We’re getting firsthand information because they are true biomedical researchers. The response rate is only 5 or 6%, but I think the people who did respond to us are those who wanted to share their real perceptions.

But still, those are only perceptions of misconduct rates—not data on misconduct itself—so both he and study co-author Hua He also warned against overinterpreting the 40% figure.

This pressure to publish in English-language journals included in Thomson Reuters’ Science Citation Index (SCI) has given rise to editing companies like Medjaden in China. As our loyal readers know, some of these companies have been caught in unsavory practices in recent years. These include selling authorships (as covered by Science‘s Mara Hvistendahl) and creating fake reviewers to whisk manuscripts through peer review (which we reported on for Nature). These have led to mass retractions, like Springer’s recent batch of 107 papers retracted from a single journal.

Xia told us:

This has seriously jeopardized the image and reputation of scientific editing in China. […] Those companies, they have not been punished.

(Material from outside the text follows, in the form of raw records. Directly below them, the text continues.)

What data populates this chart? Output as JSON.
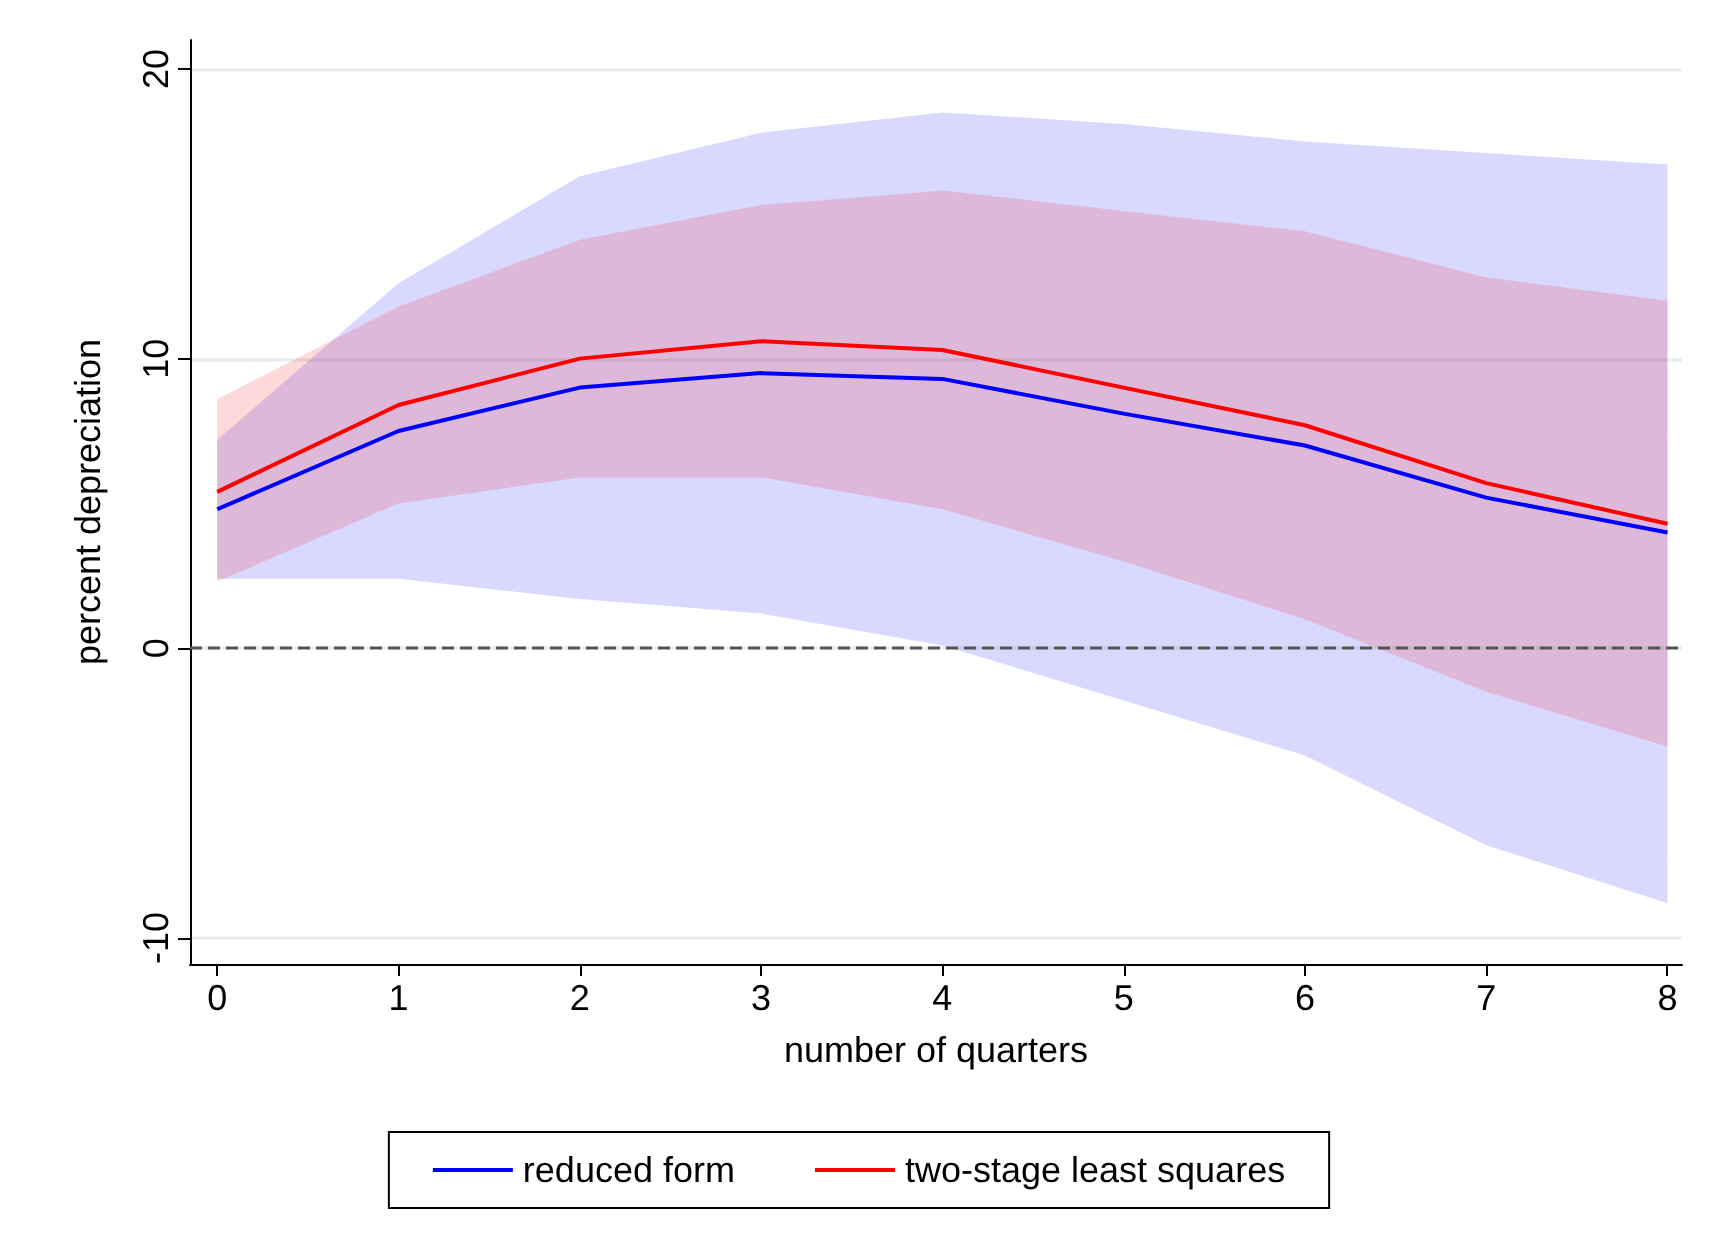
{
  "chart_data": {
    "type": "line",
    "xlabel": "number of quarters",
    "ylabel": "percent depreciation",
    "x": [
      0,
      1,
      2,
      3,
      4,
      5,
      6,
      7,
      8
    ],
    "series": [
      {
        "name": "reduced form",
        "color": "#0000ff",
        "values": [
          4.8,
          7.5,
          9.0,
          9.5,
          9.3,
          8.1,
          7.0,
          5.2,
          4.0
        ],
        "lower": [
          2.4,
          2.4,
          1.7,
          1.2,
          0.1,
          -1.8,
          -3.7,
          -6.8,
          -8.8
        ],
        "upper": [
          7.2,
          12.6,
          16.3,
          17.8,
          18.5,
          18.1,
          17.5,
          17.1,
          16.7
        ]
      },
      {
        "name": "two-stage least squares",
        "color": "#ff0000",
        "values": [
          5.4,
          8.4,
          10.0,
          10.6,
          10.3,
          9.0,
          7.7,
          5.7,
          4.3
        ],
        "lower": [
          2.3,
          5.0,
          5.9,
          5.9,
          4.8,
          3.0,
          1.0,
          -1.5,
          -3.4
        ],
        "upper": [
          8.6,
          11.8,
          14.1,
          15.3,
          15.8,
          15.1,
          14.4,
          12.8,
          12.0
        ]
      }
    ],
    "xlim": [
      -0.15,
      8.08
    ],
    "xticks": [
      0,
      1,
      2,
      3,
      4,
      5,
      6,
      7,
      8
    ],
    "ylim": [
      -10.9,
      21
    ],
    "yticks": [
      -10,
      0,
      10,
      20
    ],
    "ref_lines": [
      {
        "axis": "y",
        "value": 0,
        "color": "#555555",
        "line_style": "dashed"
      }
    ],
    "grid": "y",
    "legend": "bottom"
  }
}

The researchers, they are cheated.

The Chinese Association for Science and Technology (CAST) and other government organizations even issued guidelines for Chinese researchers last year that told them not to use third-party services in writing or submitting papers.

He and Xia told us that, to their knowledge, none of the papers they’ve worked on have been retracted, and editors will check original data and scan text for plagiarism whenever manuscripts raise concerns.

Medjaden says it hopes to root out these nefarious practices from their industry. In October 2015, Xia spearheaded the formation of the Alliance for Scientific Editing in China (ASEC), consisting of Medjaden and five other editing companies with operations in China. They adopted an editing code in line with standards from the international Committee on Publication Ethics.

Although it’s questionable how much of a difference self-imposed discipline can make, Xia said ASEC also plans to push for structural reforms. In March, they met with COPE representatives in Beijing to strategize opening a dialog with Chinese authorities on academic assessment reform.

Xia told us:

The reason causing the misconduct is the scientific assessment system. So we are trying to [change] that and hopefully with all this work, we can really help the scientists to do real research and publish quality papers.